Your daughter is allowed to want to be with both parents over Christmas, and not made to choose which one to spend Christmas with. She's 9, she's doesn't need a change at Christmas, she will want everything to be the same, just like most of us. And you're the primary parent so of course she'll want to see you at Christmas.

And you're allowed to think about how you feel, and that you want to spend Christmas with her. Not unreasonable to say no to 23rd to 27th, he can have her before or afterwards- he's the one who's going away, don't be guilt tripped into letting her go. It's only because it's Christmas, I can't imagine- from my own similar experience- that he'd be asking if it was any other time of the year.

Soontobe60 · 15/07/2023 15:56

MolkosTeenageAngst · 15/07/2023 15:53

Due to the reasons for the split he cannot join us for lunch so after lunchtime he’d be alone.

If he can’t join you I’m assuming some kind of abuse, controlling or coercive behaviour on his part meaning you won’t have him in your home? If that’s the case then he only has himself to blame! YANBU to say no.

Or maybe the OP left him for another man and the other man wont allow he ex into the house?

MolkosTeenageAngst · 15/07/2023 15:58

Soontobe60 · 15/07/2023 15:56

Or maybe the OP left him for another man and the other man wont allow he ex into the house?

True! In that case I’d think the OP probably is being unreasonable so perhaps not possible to really advise without the full story.

42wordsfordrizzle · 15/07/2023 15:59

All these posters saying it's a one-off - why would it be? It's his parents holiday home in Scotland, why wouldn't they go every Christmas? And want to have her every second year for 5 days over Christmas?

Her father has made the decision that he's going away over Christmas - and lovely as lots of Scotland is, it's not a once in a lifetime opportunity for the OPS daughter, and she is likely to miss her mum.

WeetabixTowels · 15/07/2023 15:59

MolkosTeenageAngst · 15/07/2023 15:53

Due to the reasons for the split he cannot join us for lunch so after lunchtime he’d be alone.

If he can’t join you I’m assuming some kind of abuse, controlling or coercive behaviour on his part meaning you won’t have him in your home? If that’s the case then he only has himself to blame! YANBU to say no.

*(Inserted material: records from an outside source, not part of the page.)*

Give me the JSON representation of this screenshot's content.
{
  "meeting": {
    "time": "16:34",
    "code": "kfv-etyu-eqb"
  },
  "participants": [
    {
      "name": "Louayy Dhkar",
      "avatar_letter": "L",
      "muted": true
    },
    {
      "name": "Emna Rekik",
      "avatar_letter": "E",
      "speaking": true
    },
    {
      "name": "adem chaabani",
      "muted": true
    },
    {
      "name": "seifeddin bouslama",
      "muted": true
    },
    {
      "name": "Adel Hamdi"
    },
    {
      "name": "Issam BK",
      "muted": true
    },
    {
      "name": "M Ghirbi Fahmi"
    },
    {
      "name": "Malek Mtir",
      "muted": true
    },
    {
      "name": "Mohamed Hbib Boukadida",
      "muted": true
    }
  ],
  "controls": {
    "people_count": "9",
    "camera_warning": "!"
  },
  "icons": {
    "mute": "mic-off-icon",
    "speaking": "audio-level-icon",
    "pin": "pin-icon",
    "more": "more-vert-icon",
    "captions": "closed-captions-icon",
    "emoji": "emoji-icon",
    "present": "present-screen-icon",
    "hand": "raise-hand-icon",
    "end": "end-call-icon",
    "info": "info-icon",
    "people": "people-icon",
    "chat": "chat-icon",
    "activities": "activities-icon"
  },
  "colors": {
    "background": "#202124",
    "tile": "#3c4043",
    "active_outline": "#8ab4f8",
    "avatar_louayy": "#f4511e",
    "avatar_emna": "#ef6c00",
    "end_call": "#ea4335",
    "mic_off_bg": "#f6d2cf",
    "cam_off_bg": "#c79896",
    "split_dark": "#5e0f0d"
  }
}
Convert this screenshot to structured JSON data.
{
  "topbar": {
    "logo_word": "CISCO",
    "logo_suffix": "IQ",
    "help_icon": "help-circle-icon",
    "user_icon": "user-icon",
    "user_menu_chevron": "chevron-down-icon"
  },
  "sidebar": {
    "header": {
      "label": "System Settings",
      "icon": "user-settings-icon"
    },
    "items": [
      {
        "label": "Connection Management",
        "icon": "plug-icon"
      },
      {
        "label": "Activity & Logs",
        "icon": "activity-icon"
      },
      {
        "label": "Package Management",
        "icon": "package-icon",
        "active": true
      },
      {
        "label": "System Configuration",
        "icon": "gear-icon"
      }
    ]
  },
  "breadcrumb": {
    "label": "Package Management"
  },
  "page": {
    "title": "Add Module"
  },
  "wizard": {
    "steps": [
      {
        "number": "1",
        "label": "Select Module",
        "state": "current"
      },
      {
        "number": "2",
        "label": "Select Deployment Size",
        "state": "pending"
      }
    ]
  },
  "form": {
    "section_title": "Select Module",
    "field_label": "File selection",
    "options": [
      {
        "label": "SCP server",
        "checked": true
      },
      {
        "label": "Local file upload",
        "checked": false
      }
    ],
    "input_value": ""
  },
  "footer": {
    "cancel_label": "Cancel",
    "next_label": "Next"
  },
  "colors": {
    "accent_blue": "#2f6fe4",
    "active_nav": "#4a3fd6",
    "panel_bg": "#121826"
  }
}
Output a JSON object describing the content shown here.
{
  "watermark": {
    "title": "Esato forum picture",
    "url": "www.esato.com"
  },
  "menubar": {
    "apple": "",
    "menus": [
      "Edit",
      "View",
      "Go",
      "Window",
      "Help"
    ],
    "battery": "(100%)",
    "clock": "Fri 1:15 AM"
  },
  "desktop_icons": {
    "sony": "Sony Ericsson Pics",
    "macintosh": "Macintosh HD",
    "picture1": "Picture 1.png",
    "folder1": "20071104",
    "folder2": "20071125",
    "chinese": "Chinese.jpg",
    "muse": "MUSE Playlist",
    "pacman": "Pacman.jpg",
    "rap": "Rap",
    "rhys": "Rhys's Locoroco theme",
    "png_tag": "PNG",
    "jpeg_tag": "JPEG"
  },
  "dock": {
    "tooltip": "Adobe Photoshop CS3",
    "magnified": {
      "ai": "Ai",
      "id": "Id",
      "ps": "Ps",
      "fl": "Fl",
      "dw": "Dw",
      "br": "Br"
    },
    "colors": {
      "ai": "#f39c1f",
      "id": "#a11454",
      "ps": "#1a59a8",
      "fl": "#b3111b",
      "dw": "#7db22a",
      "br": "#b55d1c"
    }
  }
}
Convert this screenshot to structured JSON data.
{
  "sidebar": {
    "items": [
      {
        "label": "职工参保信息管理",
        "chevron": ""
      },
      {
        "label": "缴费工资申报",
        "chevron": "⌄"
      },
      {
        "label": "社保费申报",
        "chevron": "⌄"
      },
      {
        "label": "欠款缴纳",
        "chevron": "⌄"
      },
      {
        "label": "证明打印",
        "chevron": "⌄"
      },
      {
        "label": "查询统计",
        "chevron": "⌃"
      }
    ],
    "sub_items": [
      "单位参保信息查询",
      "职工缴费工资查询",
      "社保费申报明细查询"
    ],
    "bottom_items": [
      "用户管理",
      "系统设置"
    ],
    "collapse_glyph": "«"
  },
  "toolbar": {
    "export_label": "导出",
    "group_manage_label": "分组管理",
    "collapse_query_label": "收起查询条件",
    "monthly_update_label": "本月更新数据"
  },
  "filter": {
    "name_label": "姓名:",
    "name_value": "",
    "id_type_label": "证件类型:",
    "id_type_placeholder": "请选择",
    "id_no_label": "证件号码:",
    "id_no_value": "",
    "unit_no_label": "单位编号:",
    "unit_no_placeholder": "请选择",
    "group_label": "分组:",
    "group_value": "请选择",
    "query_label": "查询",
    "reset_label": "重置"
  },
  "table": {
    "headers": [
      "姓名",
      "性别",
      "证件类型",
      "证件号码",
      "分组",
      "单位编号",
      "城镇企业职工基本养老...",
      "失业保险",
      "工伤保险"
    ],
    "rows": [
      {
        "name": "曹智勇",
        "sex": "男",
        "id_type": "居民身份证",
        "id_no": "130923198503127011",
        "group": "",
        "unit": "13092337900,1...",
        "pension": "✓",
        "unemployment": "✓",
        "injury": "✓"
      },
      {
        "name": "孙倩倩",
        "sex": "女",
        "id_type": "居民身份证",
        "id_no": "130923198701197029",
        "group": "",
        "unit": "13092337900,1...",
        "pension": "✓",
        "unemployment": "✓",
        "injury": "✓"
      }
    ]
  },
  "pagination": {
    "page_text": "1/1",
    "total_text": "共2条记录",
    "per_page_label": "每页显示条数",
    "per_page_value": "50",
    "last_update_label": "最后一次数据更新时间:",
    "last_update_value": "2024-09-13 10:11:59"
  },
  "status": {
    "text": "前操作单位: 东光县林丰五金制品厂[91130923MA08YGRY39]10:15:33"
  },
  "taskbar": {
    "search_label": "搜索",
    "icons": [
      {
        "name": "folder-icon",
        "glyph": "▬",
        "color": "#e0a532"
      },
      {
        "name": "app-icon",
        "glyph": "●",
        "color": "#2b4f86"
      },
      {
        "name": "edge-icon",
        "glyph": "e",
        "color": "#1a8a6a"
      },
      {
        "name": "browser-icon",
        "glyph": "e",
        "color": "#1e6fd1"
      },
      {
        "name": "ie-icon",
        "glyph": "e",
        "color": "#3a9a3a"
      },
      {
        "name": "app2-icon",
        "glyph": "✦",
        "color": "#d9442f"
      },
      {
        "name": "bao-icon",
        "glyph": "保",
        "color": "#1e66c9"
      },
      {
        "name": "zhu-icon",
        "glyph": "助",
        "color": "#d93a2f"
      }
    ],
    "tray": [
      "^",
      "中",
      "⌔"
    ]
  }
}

Or maybe OP just really doesn’t want her ex in her home on Christmas Day! Who would!

WeetabixTowels · 15/07/2023 16:00

Soontobe60 · 15/07/2023 15:56

Or maybe the OP left him for another man and the other man wont allow he ex into the house?

Wow, with that kind of reach S Club 7 should write a song about you!

MolkosTeenageAngst · 15/07/2023 16:01

WeetabixTowels · 15/07/2023 15:59

Or maybe OP just really doesn’t want her ex in her home on Christmas Day! Who would!

Yes, it was just the way she said ‘due to the reasons for the split’ which made it sound like more than just her not wanting her ex in her home, it made it sound like there was some sort of drama or negative reason surrounding the split. Maybe I interpreted that wrong though, as I said it was just an assumption and not something I stated as a fact.